La legge n. 300/2000, tramite l'articolo 11 che conteneva la delega al Governo, ha stabilito i principi chiave relativi alla scelta di attribuire responsabilità amministrativa anziché penale agli enti. Questi principi includono criteri diversificati di incolpazione, a seconda che gli autori dei reati siano i vertici dell'ente o dipendenti comuni, l'applicazione delle norme del codice di procedura penale compatibili e l'imposizione delle sanzioni da parte del giudice competente a valutare il reato (commesso da individui o entità giuridiche).
Il D.Lgs. n. 231/2001 ha inizialmente elencato una gamma limitata di reati rispetto a quelli menzionati nell'articolo 11 della legge n. 300/2000. Tuttavia, è importante notare che il reato di omicidio colposo (e le lesioni personali colpose) causato dalla violazione delle norme sulla sicurezza sul lavoro era già incluso nell'articolo 11, oltre ad altri reati correlati a carenze organizzative aziendali, come quelli legati all'ambiente e all'inquinamento.
Il legislatore ha successivamente ampliato gradualmente il numero e la varietà di reati associati alla responsabilità delle persone giuridiche attraverso vari interventi normativi.
Nonostante il D.Lgs. menzionato sia stato emanato nel 2001, la sua effettiva applicazione è stata inizialmente lenta, come dimostrato dal numero limitato di sentenze, comprese quelle della Corte di Cassazione, relative a questo argomento nei primi anni dalla sua promulgazione.

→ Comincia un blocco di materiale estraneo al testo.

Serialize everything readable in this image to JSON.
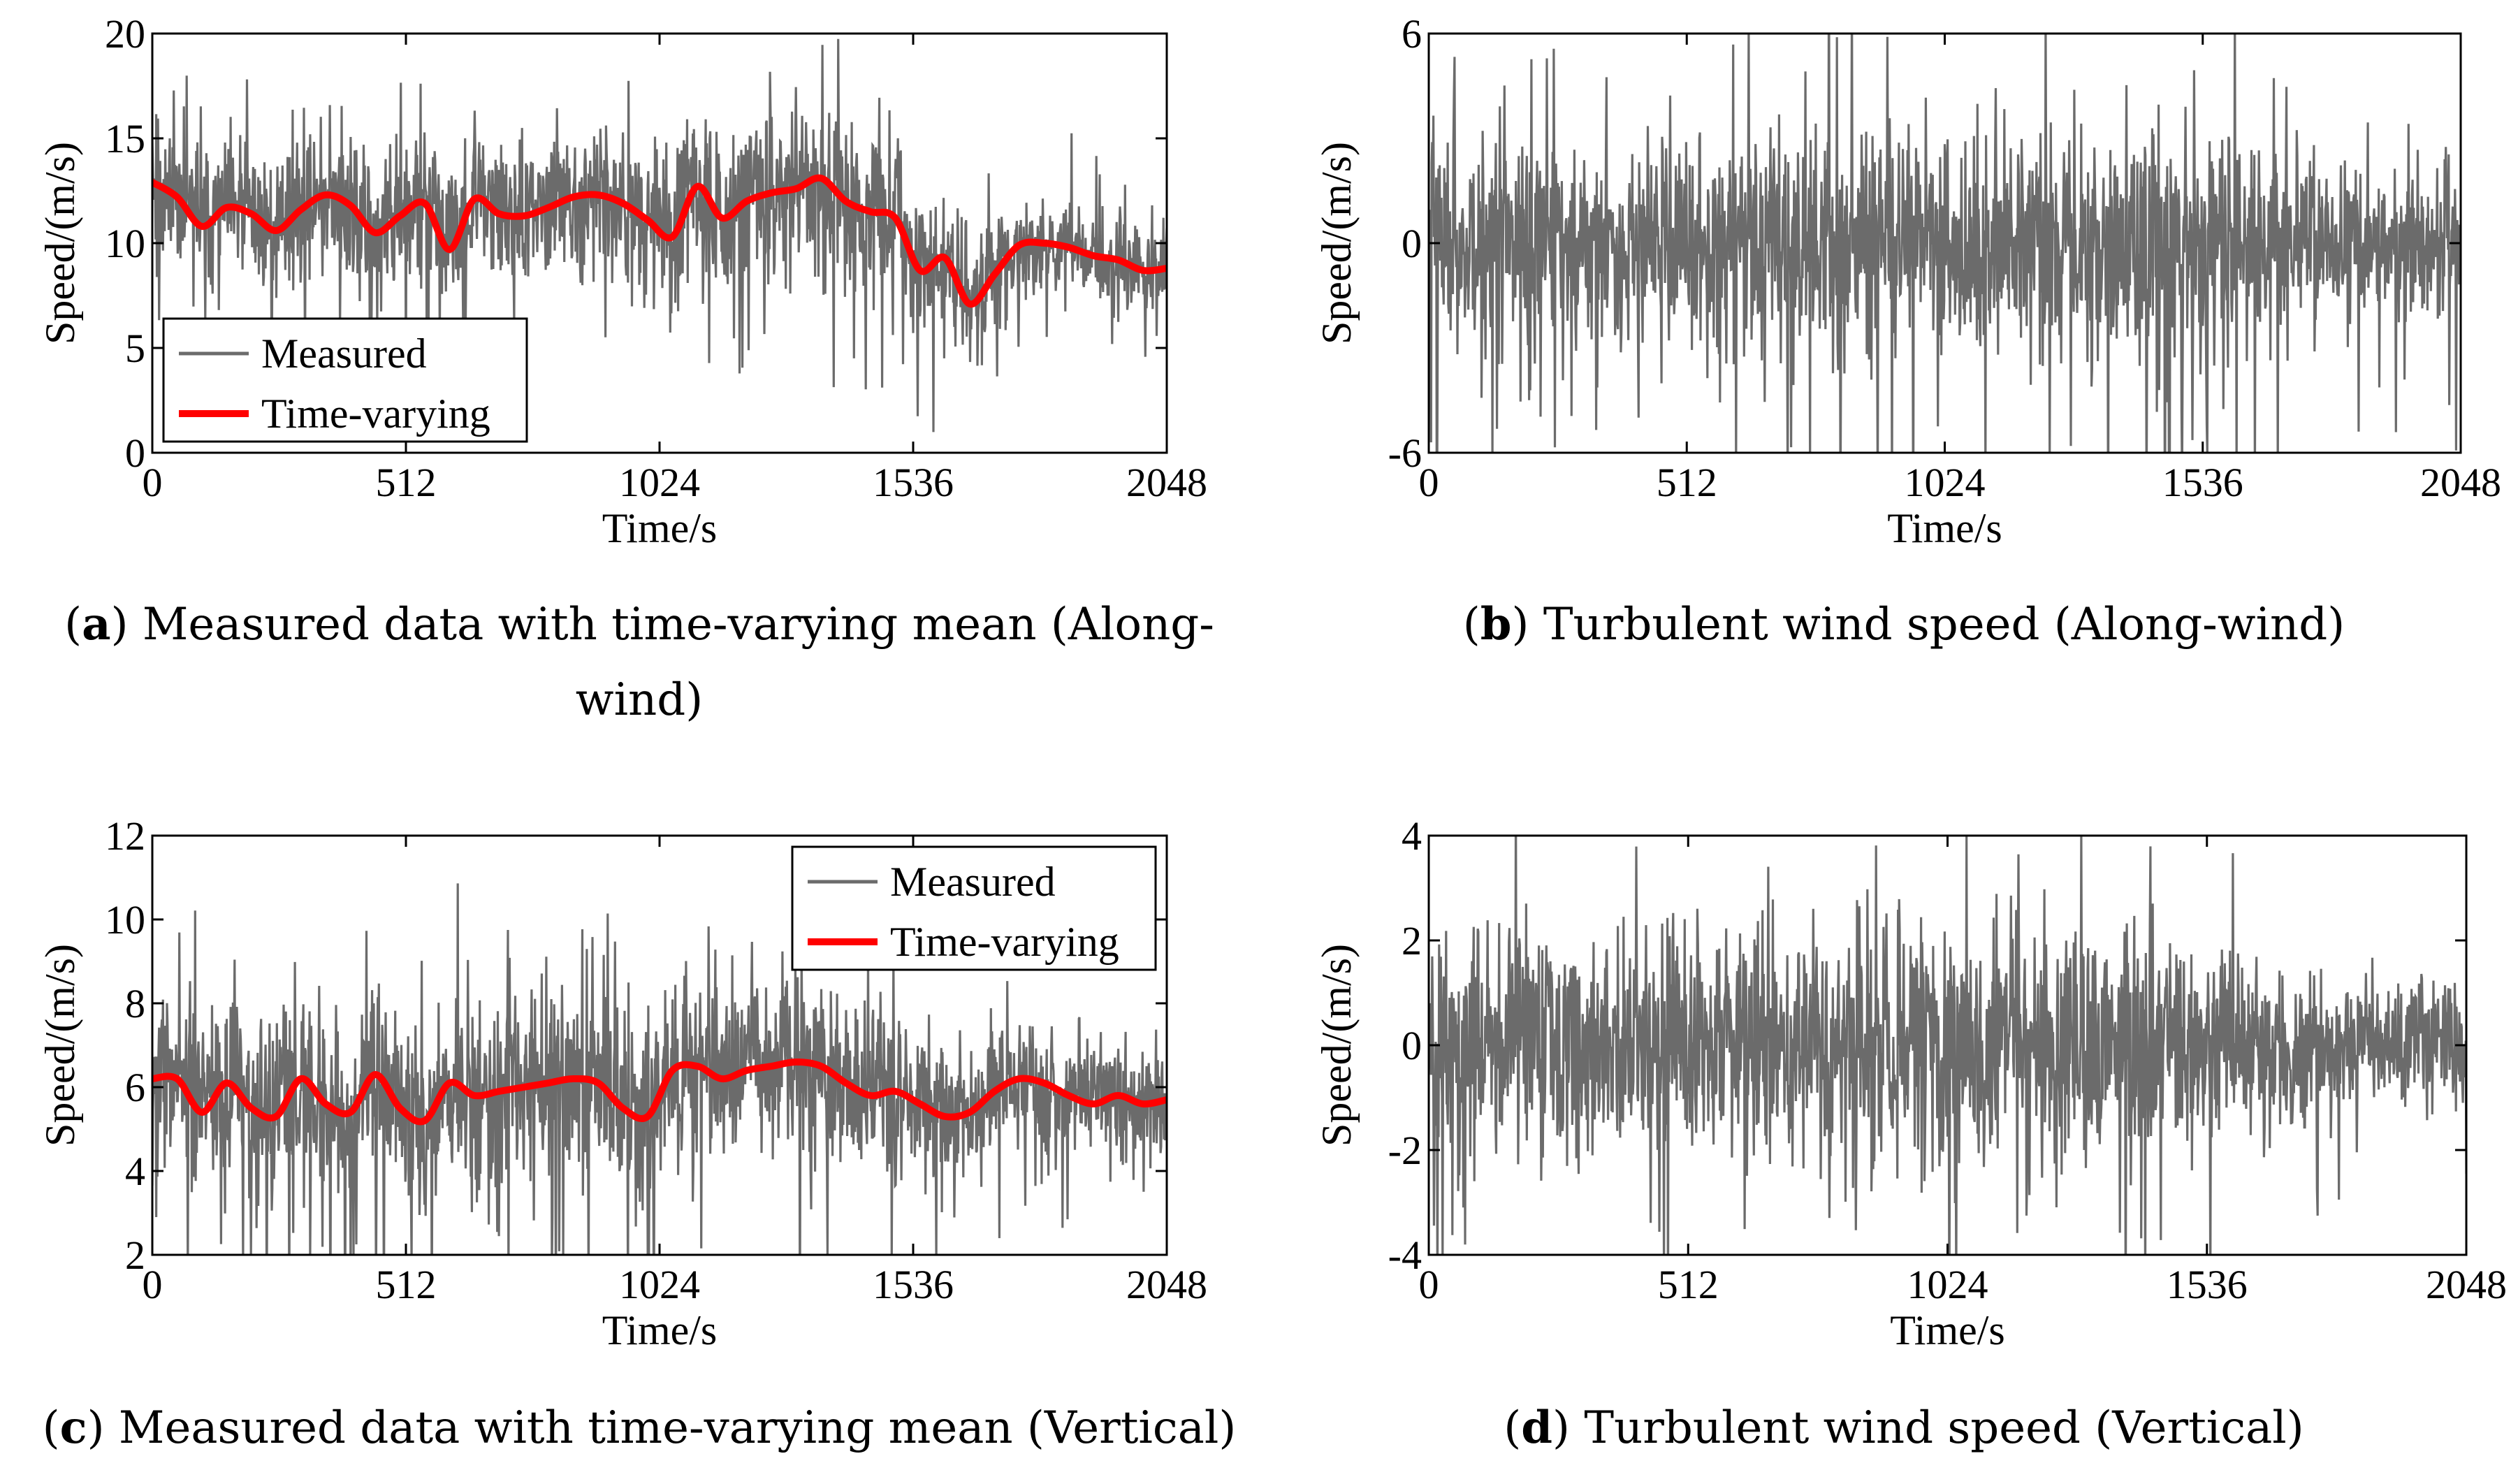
{
  "captions": {
    "a": {
      "letter": "a",
      "text": " Measured data with time-varying mean (Along-",
      "text2": "wind)"
    },
    "b": {
      "letter": "b",
      "text": " Turbulent wind speed (Along-wind)"
    },
    "c": {
      "letter": "c",
      "text": " Measured data with time-varying mean (Vertical)"
    },
    "d": {
      "letter": "d",
      "text": " Turbulent wind speed (Vertical)"
    }
  },
  "colors": {
    "measured": "#6b6b6b",
    "time_varying": "#ff0000",
    "axis": "#000000"
  },
  "chart_data": [
    {
      "id": "a",
      "type": "line",
      "xlabel": "Time/s",
      "ylabel": "Speed/(m/s)",
      "xlim": [
        0,
        2048
      ],
      "ylim": [
        0,
        20
      ],
      "xticks": [
        0,
        512,
        1024,
        1536,
        2048
      ],
      "yticks": [
        0,
        5,
        10,
        15,
        20
      ],
      "legend": {
        "position": "lower-left",
        "entries": [
          "Measured",
          "Time-varying"
        ]
      },
      "series": [
        {
          "name": "Measured",
          "kind": "noise",
          "seed": 11,
          "amp": 1.6,
          "spikes": 0.05,
          "spike_amp": 4.2,
          "envelope": [
            [
              0,
              1.1
            ],
            [
              200,
              1.0
            ],
            [
              900,
              1.0
            ],
            [
              1400,
              1.25
            ],
            [
              1750,
              0.65
            ],
            [
              2048,
              0.6
            ]
          ]
        },
        {
          "name": "Time-varying",
          "x": [
            0,
            50,
            100,
            150,
            200,
            250,
            300,
            350,
            400,
            450,
            500,
            550,
            600,
            650,
            700,
            750,
            800,
            850,
            900,
            950,
            1000,
            1050,
            1100,
            1150,
            1200,
            1250,
            1300,
            1350,
            1400,
            1450,
            1500,
            1550,
            1600,
            1650,
            1700,
            1750,
            1800,
            1850,
            1900,
            1950,
            2000,
            2048
          ],
          "y": [
            12.9,
            12.2,
            10.8,
            11.7,
            11.4,
            10.6,
            11.6,
            12.3,
            11.8,
            10.5,
            11.3,
            11.9,
            9.7,
            12.1,
            11.4,
            11.3,
            11.7,
            12.2,
            12.3,
            11.9,
            11.1,
            10.3,
            12.7,
            11.2,
            12.0,
            12.4,
            12.6,
            13.1,
            12.0,
            11.5,
            11.2,
            8.7,
            9.3,
            7.1,
            8.5,
            9.9,
            10.0,
            9.8,
            9.4,
            9.2,
            8.7,
            8.8
          ]
        }
      ]
    },
    {
      "id": "b",
      "type": "line",
      "xlabel": "Time/s",
      "ylabel": "Speed/(m/s)",
      "xlim": [
        0,
        2048
      ],
      "ylim": [
        -6,
        6
      ],
      "xticks": [
        0,
        512,
        1024,
        1536,
        2048
      ],
      "yticks": [
        -6,
        0,
        6
      ],
      "series": [
        {
          "name": "Turbulent",
          "kind": "noise",
          "seed": 23,
          "amp": 1.5,
          "spikes": 0.05,
          "spike_amp": 4.5,
          "envelope": [
            [
              0,
              1.1
            ],
            [
              250,
              0.8
            ],
            [
              900,
              1.0
            ],
            [
              1500,
              1.15
            ],
            [
              1700,
              0.7
            ],
            [
              2048,
              0.65
            ]
          ]
        }
      ]
    },
    {
      "id": "c",
      "type": "line",
      "xlabel": "Time/s",
      "ylabel": "Speed/(m/s)",
      "xlim": [
        0,
        2048
      ],
      "ylim": [
        2,
        12
      ],
      "xticks": [
        0,
        512,
        1024,
        1536,
        2048
      ],
      "yticks": [
        2,
        4,
        6,
        8,
        10,
        12
      ],
      "legend": {
        "position": "top-right",
        "entries": [
          "Measured",
          "Time-varying"
        ]
      },
      "series": [
        {
          "name": "Measured",
          "kind": "noise",
          "seed": 37,
          "amp": 1.0,
          "spikes": 0.05,
          "spike_amp": 3.0,
          "envelope": [
            [
              0,
              1.0
            ],
            [
              1300,
              1.05
            ],
            [
              1700,
              0.7
            ],
            [
              2048,
              0.6
            ]
          ]
        },
        {
          "name": "Time-varying",
          "x": [
            0,
            50,
            100,
            150,
            200,
            250,
            300,
            350,
            400,
            450,
            500,
            550,
            600,
            650,
            700,
            750,
            800,
            850,
            900,
            950,
            1000,
            1050,
            1100,
            1150,
            1200,
            1250,
            1300,
            1350,
            1400,
            1450,
            1500,
            1550,
            1600,
            1650,
            1700,
            1750,
            1800,
            1850,
            1900,
            1950,
            2000,
            2048
          ],
          "y": [
            6.2,
            6.2,
            5.4,
            6.1,
            5.5,
            5.3,
            6.2,
            5.6,
            5.4,
            6.3,
            5.5,
            5.2,
            6.1,
            5.8,
            5.9,
            6.0,
            6.1,
            6.2,
            6.1,
            5.5,
            5.3,
            6.4,
            6.5,
            6.2,
            6.4,
            6.5,
            6.6,
            6.5,
            6.1,
            5.8,
            5.9,
            5.6,
            5.3,
            5.4,
            5.9,
            6.2,
            6.1,
            5.8,
            5.6,
            5.8,
            5.6,
            5.7
          ]
        }
      ]
    },
    {
      "id": "d",
      "type": "line",
      "xlabel": "Time/s",
      "ylabel": "Speed/(m/s)",
      "xlim": [
        0,
        2048
      ],
      "ylim": [
        -4,
        4
      ],
      "xticks": [
        0,
        512,
        1024,
        1536,
        2048
      ],
      "yticks": [
        -4,
        -2,
        0,
        2,
        4
      ],
      "series": [
        {
          "name": "Turbulent",
          "kind": "noise",
          "seed": 51,
          "amp": 1.0,
          "spikes": 0.04,
          "spike_amp": 2.6,
          "envelope": [
            [
              0,
              1.0
            ],
            [
              1400,
              1.1
            ],
            [
              1700,
              0.7
            ],
            [
              2048,
              0.6
            ]
          ]
        }
      ]
    }
  ]
}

Il Decreto Legislativo n. 231/2001 regola la responsabilità degli enti collettivi e individuali per reati amministrativi derivanti da reati commessi da singoli individui dell'ente. Questo sistema sanzionatorio esce dai confini tradizionali del diritto penale, focalizzati sulla distinzione tra pene e misure di sicurezza, tra pene principali e pene accessorie, e tiene conto delle nuove costanti criminologiche delineate dal decreto.

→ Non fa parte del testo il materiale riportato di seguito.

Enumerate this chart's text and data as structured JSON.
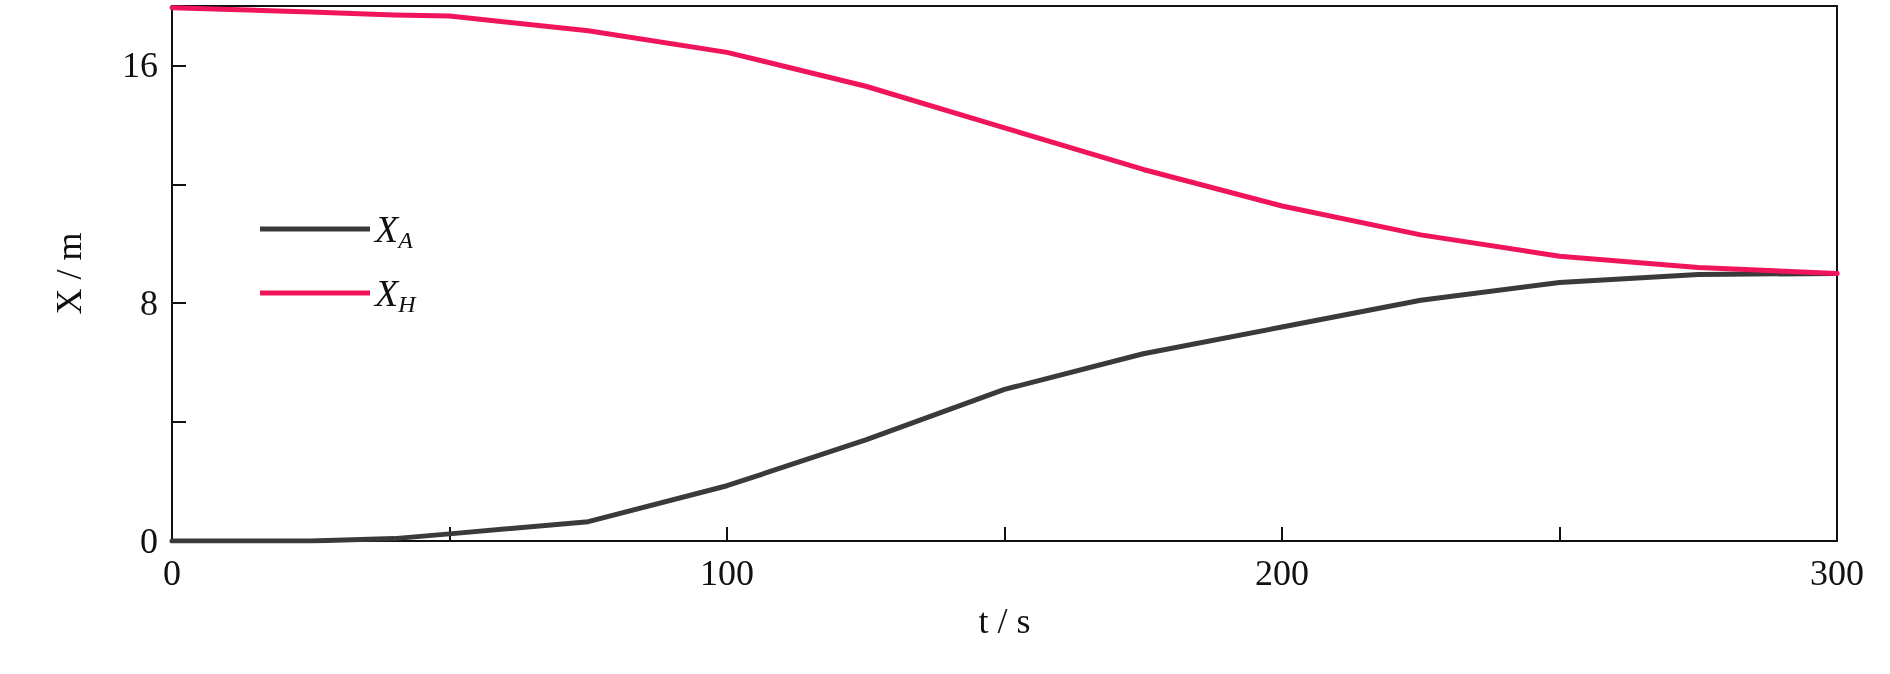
{
  "chart_data": {
    "type": "line",
    "xlabel": "t / s",
    "ylabel": "X / m",
    "x": [
      0,
      25,
      40,
      50,
      75,
      100,
      125,
      150,
      175,
      200,
      225,
      250,
      275,
      300
    ],
    "series": [
      {
        "name": "X$_{A}$",
        "color": "#3a3a3a",
        "values": [
          0,
          0,
          0.08,
          0.24,
          0.65,
          1.86,
          3.4,
          5.1,
          6.3,
          7.2,
          8.1,
          8.7,
          8.97,
          9.0
        ]
      },
      {
        "name": "X$_{H}$",
        "color": "#f0145a",
        "values": [
          17.94,
          17.8,
          17.7,
          17.66,
          17.17,
          16.44,
          15.3,
          13.9,
          12.5,
          11.27,
          10.3,
          9.58,
          9.2,
          9.0
        ]
      }
    ],
    "xlim": [
      0,
      300
    ],
    "xticks": [
      0,
      {
        "value": 50,
        "label": null
      },
      100,
      {
        "value": 150,
        "label": null
      },
      200,
      {
        "value": 250,
        "label": null
      },
      300
    ],
    "ylim": [
      0,
      18
    ],
    "yticks": [
      0,
      {
        "value": 4,
        "label": null
      },
      8,
      {
        "value": 12,
        "label": null
      },
      16
    ],
    "grid": false,
    "legend": "left",
    "marker": "none",
    "line_style": "solid"
  }
}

Il Decreto Legislativo n. 231/2001 ha introdotto la previsione di responsabilità amministrativa per le persone giuridiche e fisiche nell'ambito penale. Questa responsabilità si combina con la responsabilità penale delle persone fisiche che hanno commesso il reato, purché quest'ultimo sia stato compiuto nell'interesse o a vantaggio dell'ente stesso.
Ad esempio, il reato di omicidio colposo (art. 589 c.p.) si verifica quando si causa, per colpa, la morte di una persona violando le norme di prevenzione degli infortuni sul lavoro. In questo caso, il bene giuridico protetto è la vita umana, nell'interesse sia dell'individuo che della collettività. Il reato può essere attribuito a chiunque sia responsabile dell'osservanza o dell'attuazione delle norme di prevenzione o protezione, tra cui datore di lavoro, dirigenti, preposti e altri soggetti in posizione apicale.
Un modello SGSL (Sistema di Gestione della Sicurezza sul Lavoro) ai sensi dell'art. 30 del D. Lgs. n. 81/2008 può esimere gli enti da responsabilità per reati legati a lesioni o omicidi colposi in materia di salute e sicurezza sul lavoro. L'adozione del Modello 231 non è obbligatoria, ma è uno strumento utile per prevenire la commissione di reati e limitare la responsabilità sanzionatoria dell'azienda.
In sintesi, la legge 231/2001 si applica a tutte le imprese e organizzazioni e disciplina la responsabilità degli enti per i reati commessi nell'interesse o a vantaggio dell'ente stesso, relativi agli articoli 589 e 590 del codice penale. La responsabilità amministrativa è considerata sempre più dai magistrati inquirenti e rappresenta un passo significativo per contrastare la criminalità aziendale.